I wrote this new piece for Tricycle: The Buddhist Review. (Feels kind of like a bucket-list publication for me, as I've long read and respected their work.)
It might be helpful for anyone who loves someone who's terminally ill (oh hey, that'd be all of us). Or for anyone with a mind that's busy thinking, planning, or worrying.
The first time I really “got” meditation, I was standing at my kitchen sink washing dishes.
My father was dying. Cancer.
Hospice bed in the living room-style cancer.

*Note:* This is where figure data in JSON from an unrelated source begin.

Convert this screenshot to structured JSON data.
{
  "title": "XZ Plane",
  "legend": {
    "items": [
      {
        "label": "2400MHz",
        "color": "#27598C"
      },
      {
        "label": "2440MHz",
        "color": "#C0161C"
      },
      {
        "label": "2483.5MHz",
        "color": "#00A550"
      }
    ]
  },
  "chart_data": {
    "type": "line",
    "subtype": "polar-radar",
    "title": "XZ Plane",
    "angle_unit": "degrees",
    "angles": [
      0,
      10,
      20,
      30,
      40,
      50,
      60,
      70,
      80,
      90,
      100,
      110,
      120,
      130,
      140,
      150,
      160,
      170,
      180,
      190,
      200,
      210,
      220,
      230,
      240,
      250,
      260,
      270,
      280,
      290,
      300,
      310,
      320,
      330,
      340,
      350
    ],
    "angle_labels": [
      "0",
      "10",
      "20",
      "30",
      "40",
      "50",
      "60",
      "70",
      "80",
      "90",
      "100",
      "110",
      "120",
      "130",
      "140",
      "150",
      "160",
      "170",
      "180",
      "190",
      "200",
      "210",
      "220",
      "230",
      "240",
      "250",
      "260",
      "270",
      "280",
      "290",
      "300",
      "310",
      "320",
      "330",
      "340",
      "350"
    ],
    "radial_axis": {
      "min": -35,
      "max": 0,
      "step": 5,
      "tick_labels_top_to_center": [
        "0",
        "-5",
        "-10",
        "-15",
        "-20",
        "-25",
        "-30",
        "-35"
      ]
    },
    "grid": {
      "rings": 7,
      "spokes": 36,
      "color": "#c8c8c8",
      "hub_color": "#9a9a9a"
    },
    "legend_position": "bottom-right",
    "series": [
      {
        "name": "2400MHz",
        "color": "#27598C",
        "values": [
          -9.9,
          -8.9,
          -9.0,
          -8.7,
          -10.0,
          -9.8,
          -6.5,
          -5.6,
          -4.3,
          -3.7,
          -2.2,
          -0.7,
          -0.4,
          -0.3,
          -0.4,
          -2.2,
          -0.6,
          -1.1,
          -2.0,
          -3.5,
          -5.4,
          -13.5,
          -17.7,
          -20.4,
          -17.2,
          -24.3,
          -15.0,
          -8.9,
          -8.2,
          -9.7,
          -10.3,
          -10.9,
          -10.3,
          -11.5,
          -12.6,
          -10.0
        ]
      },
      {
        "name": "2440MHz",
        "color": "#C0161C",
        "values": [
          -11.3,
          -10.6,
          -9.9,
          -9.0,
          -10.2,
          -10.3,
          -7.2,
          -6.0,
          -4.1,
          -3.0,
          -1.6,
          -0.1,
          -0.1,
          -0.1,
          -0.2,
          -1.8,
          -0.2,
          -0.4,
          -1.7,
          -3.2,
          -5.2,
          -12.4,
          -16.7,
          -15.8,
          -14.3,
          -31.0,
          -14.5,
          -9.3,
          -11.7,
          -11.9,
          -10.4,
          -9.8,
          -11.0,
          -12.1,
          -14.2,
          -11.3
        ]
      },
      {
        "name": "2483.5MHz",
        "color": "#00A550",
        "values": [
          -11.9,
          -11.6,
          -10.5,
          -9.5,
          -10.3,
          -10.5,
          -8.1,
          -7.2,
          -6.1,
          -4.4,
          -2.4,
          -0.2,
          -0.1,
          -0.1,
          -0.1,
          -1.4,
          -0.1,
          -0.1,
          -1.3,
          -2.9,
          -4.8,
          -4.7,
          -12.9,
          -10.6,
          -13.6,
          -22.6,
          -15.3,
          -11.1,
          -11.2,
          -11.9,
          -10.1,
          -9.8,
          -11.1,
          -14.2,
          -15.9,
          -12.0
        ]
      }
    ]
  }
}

I’d flown back to Nebraska to see him one last time, to hold his hand, say goodbye.
Now, the haunting question of when.
I was 26, living in a 100-year-old flat in San Francisco, bartending my way through grad school, subsisting on coffee and cocktails. Standing there at the sink, I could hear the young couple upstairs vacuuming, the Chinese family across the alley clattering pans, and the cable car clanging one block over on California Street.
My mind was obsessively circling the drain.
When would Dad die? Where would I be? Walking out of class? Trudging up Nob Hill? Shaking a martini? Tomorrow? Next week? I should buy a black suit. I should book a flight. I should cover my shifts. But no. That’s so morbid. He’s still here. But when? How am I supposed to prepare for this? How am I supposed to think about anything else?